AUTHOR=Scindia Yogesh , Wlazlo Ewa , Leeds Joseph , Loi Valentina , Ledesma Jonathan , Cechova Sylvia , Ghias Elizabeth , Swaminathan Sundararaman 

TITLE=Protective Role of Hepcidin in Polymicrobial Sepsis and Acute Kidney Injury

JOURNAL=Frontiers in Pharmacology

VOLUME=Volume 10 - 2019

YEAR=2019

URL=https://www.frontiersin.org/journals/pharmacology/articles/10.3389/fphar.2019.00615

DOI=10.3389/fphar.2019.00615

ISSN=1663-9812

ABSTRACT=Background: Acute kidney injury (AKI) portends worse prognosis following sepsis, with limited available interventions. Host iron acquisition by pathogens and systemic inflammatory response are key events in the pathogenesis of sepsis. Sepsis induces hepcidin-dependent iron sequestration to limit iron availability to pathogens. Hepcidin also limits inflammation. However, its role in pathophysiology of sepsis-associated AKI is unknown. We investigated role of exogenous hepcidin in endotoxin- and peritonitis-induced pathology and AKI. 

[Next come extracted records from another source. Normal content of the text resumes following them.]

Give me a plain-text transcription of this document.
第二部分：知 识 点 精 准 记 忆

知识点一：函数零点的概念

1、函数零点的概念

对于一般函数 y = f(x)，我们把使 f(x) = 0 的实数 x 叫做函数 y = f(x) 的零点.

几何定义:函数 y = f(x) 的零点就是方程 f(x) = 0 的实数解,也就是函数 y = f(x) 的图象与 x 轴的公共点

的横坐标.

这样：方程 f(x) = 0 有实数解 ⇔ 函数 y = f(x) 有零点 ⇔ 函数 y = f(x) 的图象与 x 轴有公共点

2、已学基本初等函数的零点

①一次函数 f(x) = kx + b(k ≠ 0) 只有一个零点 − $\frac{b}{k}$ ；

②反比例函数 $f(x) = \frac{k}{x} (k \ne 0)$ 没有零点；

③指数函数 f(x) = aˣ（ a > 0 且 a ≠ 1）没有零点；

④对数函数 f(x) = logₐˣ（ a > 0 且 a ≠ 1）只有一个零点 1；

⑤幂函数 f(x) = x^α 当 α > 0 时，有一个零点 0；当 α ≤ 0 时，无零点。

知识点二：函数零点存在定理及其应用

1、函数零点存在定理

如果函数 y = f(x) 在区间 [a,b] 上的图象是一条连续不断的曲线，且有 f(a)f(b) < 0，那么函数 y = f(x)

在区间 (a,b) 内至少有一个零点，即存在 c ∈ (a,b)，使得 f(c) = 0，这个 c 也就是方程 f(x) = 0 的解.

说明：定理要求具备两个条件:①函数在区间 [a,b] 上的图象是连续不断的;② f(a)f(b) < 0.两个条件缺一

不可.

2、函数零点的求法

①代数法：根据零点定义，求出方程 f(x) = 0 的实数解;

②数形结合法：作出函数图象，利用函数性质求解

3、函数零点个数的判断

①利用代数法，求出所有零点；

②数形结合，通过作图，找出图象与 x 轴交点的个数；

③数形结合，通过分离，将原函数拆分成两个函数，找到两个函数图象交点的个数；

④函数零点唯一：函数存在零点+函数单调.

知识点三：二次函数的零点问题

Methods: C57BL/6 mice were treated with saline or 50-100 μg of hepcidin, pre and post LPS injection or Cecal ligation and puncture (CLP, model of peritonitis). Splenectomized mice (SPLX) were challenged with LPS, with and without Hepcidin. Mice were euthanized at 24 hrs after LPS injection and at different time points after CLP. Systemic inflammation and renal injury markers were assessed. Direct effect of Hepcidin on renal tubular and endothelial cells was evaluated using endotoxin-induced cytotoxic serum. Its effect on LPS stimulated macrophages and role of H-ferritin was evaluated using siRNA to H-ferritin.

Results: Twenty-four hrs pretreatment with hepcidin significantly reduced LPS-induced AKI (plasma creatinine, renal NGAL and KIM-1). Hepcidin reduced LPS-induced serum TNF, renal Cox-2, loss in PGC1 and enzymatic activity of cytochrome c oxidase and was associated with reduced glomerular injury and preserved mitochondria. Hepcidin did not directly protect the renal parenchymal cells but reduced endotoxin-induced serum cytotoxicity to mitigate renal injury. SPLX reduced LPS-induced early inflammation and AKI, independent of hepcidin, indicating that regulation of early systemic inflammation may be more important than local events. Higher splenic H-ferritin in hepcidin treated animals was associated with reduced splenocytes apoptosis, and inflammation. Hepcidin treated, H-ferritin-deficient macrophages were less effective in reducing LPS-induced IL-6. Hepcidin significantly reduced CLP-induced AKI, and mortality (20% Hepcidin treated vs 80% PBS treated). Importantly hepcidin reduced bacteremia and AKI even when administered after onset of sepsis. 

Conclusion: We demonstrate a protective role of hepcidin in endotoxin- and peritonitis-induced pathologies and AKI, exerted through anti-inflammatory effects, and antibacterial property. Macrophage H-ferritin plays an important role in hepcidin-mediated protection against endotoxin-induced inflammation. We uncover a novel prophylactic and therapeutic role of hepcidin in sepsis-associated bacteremia, AKI and mortality.